Let It Blurt is the first biography written about a rock journalist. Lester Bangs was a slob, a drug addict, a sociopath who died lonely and pathetic. So why does he merit a biography? One could look at Psychotic Reactions and Carburetor Dung, a collection of his writings compiled from his work in Rolling Stone, Creem and The Village Voice, and edited by Greil Marcus, to see that his writing was often brilliant and incisive, even at his most self-indulgent. He often managed to dig through the façade and get at music’s emotional core, if indeed it had one. But it’s almost more revealing to see how Bangs affected people. He utterly dominated the editorial voice of Creem, and garnered nearly all the fanmail. Since when did lowly rock critics get fanmail? He served as a mentor to future celebrity rock writers. In the forward to his The Dark Stuff collection, Nick Kent wrote that he had already scored a cherry gig at NME, yet he felt ill prepared. So he traveled to Detroit and showed up at the Creem offices. “I mush-mouthedly asked Lester if,” wrote Kent, “as the greatest writer of his day, he could, if not teach me, then at least indicate to me how to achieve some vague approximation of his creative intensity, he good-naturedly replied, ‘Sure.'” After a two month tutorial on figuring out how to penetrate music and ask the right questions (“So you like this music? Why? What do you mean, it’s got a nice middle-eight and the cow-bell sounds cute on the finale? That’s not good enough. What are these guys really trying to sell us here? What does this music say to your soul? Do these guys sound like they even have souls to you? What’s really going on here? What’s gong on behind the masks?”) Kent went on to revolutionize British music journalism from being music industry lackeys to the equivalent of wartime correspondents in the trenches of punk’s guerrilla culture-war.
DeRogatis, who interviewed Bangs for a high school project just weeks before his death, made an incredibly well-researched effort to cover his entire life, beginning even before his birth. True to the book’s title, it paints a cultural portrait of the times of Lester Bangs, from when he first fell in love with jazz and garagey 60s rock, to his discovery of beat writers. William Burroughs in particular influenced Bangs’ attempts of becoming a serious fiction writer.
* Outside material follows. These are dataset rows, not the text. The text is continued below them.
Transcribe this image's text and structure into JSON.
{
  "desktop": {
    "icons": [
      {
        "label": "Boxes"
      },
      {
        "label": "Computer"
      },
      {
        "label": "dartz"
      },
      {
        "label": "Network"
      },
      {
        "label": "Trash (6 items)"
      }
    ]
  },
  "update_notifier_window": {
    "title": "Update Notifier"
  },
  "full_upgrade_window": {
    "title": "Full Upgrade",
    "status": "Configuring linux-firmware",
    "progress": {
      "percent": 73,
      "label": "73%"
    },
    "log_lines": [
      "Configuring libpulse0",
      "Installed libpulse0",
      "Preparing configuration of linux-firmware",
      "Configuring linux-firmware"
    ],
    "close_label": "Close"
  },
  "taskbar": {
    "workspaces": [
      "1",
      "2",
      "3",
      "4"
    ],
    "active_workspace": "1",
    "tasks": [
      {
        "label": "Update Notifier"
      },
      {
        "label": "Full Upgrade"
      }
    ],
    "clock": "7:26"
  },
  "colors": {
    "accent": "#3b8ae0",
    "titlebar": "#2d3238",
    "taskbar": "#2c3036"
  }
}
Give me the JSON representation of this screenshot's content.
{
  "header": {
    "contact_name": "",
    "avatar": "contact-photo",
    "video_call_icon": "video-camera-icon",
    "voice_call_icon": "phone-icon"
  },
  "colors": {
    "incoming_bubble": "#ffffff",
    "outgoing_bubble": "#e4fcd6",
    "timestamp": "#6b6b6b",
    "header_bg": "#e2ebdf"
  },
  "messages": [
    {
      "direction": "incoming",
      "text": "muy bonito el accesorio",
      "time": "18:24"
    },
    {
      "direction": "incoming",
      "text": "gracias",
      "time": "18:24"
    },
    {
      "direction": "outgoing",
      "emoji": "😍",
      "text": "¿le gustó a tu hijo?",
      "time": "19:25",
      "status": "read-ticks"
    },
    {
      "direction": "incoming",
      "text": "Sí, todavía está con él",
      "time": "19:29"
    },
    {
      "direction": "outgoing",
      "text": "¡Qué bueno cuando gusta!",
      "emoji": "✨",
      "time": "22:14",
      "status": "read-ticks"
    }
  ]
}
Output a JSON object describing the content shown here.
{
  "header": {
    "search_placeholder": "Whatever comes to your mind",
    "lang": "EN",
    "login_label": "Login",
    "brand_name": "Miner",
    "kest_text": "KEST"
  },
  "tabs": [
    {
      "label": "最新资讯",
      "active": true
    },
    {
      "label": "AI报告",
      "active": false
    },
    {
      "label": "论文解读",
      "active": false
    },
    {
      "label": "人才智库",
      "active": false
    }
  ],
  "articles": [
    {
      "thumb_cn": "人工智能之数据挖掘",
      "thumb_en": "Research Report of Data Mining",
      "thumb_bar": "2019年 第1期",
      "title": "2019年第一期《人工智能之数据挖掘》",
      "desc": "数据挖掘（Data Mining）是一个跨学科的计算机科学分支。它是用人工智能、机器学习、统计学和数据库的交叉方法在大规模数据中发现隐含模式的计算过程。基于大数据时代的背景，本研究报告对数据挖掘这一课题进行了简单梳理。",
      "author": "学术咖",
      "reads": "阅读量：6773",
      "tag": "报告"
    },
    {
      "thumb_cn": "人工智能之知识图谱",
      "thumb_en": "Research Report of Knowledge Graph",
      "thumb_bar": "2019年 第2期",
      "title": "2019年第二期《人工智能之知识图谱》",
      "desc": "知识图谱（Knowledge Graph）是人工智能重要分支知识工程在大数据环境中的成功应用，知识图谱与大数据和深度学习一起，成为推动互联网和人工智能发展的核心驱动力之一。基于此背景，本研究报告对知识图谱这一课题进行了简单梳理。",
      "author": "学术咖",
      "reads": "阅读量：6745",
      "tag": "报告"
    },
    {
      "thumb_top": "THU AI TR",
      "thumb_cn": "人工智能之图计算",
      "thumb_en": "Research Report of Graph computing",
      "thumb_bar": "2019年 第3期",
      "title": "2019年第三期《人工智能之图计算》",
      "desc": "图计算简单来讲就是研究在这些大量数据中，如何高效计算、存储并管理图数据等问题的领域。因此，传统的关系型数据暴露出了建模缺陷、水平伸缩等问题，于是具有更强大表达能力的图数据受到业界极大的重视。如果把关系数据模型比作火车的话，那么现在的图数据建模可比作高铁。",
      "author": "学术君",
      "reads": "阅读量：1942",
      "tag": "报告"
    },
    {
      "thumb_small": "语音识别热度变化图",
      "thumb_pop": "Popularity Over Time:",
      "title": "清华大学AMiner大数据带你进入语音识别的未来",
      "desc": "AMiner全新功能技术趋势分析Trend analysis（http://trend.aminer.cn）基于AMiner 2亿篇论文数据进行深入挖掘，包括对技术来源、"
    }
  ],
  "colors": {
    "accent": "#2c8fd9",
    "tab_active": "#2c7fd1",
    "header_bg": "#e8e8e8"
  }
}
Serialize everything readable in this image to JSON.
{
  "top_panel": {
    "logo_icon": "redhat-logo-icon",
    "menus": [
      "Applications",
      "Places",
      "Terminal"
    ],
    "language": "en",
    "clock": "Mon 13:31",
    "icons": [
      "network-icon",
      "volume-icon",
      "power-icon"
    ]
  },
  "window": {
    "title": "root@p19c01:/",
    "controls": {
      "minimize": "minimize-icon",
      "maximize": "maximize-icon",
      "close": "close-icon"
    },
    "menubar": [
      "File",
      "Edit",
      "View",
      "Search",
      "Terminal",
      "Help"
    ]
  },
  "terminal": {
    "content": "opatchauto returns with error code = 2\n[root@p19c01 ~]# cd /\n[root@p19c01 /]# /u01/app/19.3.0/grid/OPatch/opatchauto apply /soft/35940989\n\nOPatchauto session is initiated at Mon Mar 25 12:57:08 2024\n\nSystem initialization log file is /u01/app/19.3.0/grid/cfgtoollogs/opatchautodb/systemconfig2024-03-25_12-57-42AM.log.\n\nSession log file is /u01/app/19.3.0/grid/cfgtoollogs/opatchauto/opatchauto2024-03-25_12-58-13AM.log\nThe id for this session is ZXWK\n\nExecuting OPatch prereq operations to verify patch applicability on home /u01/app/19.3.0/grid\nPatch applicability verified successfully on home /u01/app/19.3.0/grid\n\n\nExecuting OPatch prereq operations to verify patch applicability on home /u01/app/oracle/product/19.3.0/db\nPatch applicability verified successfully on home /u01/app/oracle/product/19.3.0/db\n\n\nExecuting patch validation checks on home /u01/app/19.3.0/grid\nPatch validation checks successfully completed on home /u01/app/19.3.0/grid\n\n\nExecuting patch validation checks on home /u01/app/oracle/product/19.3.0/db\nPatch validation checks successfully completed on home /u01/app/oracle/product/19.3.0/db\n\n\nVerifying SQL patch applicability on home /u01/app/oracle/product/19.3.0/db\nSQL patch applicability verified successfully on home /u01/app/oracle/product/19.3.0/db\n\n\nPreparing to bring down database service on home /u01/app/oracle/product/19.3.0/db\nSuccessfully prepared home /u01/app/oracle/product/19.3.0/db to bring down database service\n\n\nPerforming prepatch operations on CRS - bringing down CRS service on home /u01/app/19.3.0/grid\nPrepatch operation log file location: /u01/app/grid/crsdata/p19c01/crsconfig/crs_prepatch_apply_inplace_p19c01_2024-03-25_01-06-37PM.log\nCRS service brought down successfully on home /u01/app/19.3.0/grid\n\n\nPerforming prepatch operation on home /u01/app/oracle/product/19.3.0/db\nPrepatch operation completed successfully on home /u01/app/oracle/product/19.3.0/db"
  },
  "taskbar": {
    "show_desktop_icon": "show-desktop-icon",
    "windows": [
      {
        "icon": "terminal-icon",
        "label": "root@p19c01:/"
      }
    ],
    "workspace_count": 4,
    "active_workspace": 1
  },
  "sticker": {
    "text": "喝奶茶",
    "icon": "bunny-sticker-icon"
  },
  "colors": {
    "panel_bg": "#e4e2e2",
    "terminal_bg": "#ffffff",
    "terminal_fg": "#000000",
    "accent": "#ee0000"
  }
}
He witnessed the horrors of the Stones at Altamont, trashed the MC5 album in Rolling Stone (and later changed his mind), championed Captain Beefheart, The Velvet Underground and The Stooges, moved to Detroit to join the Creem staff, helped name and define the aesthetics of heavy metal and punk, grew tied of that scene and moved to New York, where he never seemed to feel very comfortable among the beautiful people. He even had a couple bands, recording an album and playing with Robert Quine of the Voidoids. More interesting to me was how Bangs brought principles of New Journalism of the 60s into rock writing. For a while, it seemed possible that criticism could indeed be art. A perfect example of the difference between music journalism then and now are the legendary near-violent confrontations between Bangs and his sometimes idol Lou Reed, which often escalated into screaming matches. Something that today’s celebrity sycophant publishers would never print.
Bangs was far from infallible. Near the end of his short life, he seemed to stop being able to connect with music. For the 1981 Village Voice annual Pazz & Jop critic’s poll, he sent in a protest ballot, insisting that nothing of merit was released that year. We’re talking about 1981, which saw the release of career-defining albums by The Birthday Party, The Raincoats, Au Pairs, Gang Of Four, This Heat, X, Minor Threat, The Sound, Replacements, Rip, Rig + Panic, Gun Club, Wall Of Voodoo, Killing Joke and many more. Many critics lose touch with youth culture as they get older, but Bangs had only recently turned 30! If anything can give clues to what drove and failed to drive Lester Bangs, it’s Let It Blurt. As people dig for clues and enjoy the anecdotes, let’s hope it also inspires rock scribes to interrogate themselves as to why must criticism today is so bloodless and lackluster. DeRogatis himself is a prime example. Long a champion of great bands like Wire and The Flaming Lips (he even played drums in a Wire cover band), he too has lost touch with the new generation of bands, and his reviews for the Sun Times are utterly bland. To his credit, DeRogatis had the cajones to stand up to Rolling Stone publisher Jan Wenner, just as Bangs did decades ago, and got fired for refusing to write a positive Hootie And The Blowfish review. He published it elsewhere and was promptly fired. Sadly, such integrity is becoming a rare commodity. Let It Blurt is a worthwhile history of another era. Now let’s hope someone publishes a more complete anthology of Bangs’ work.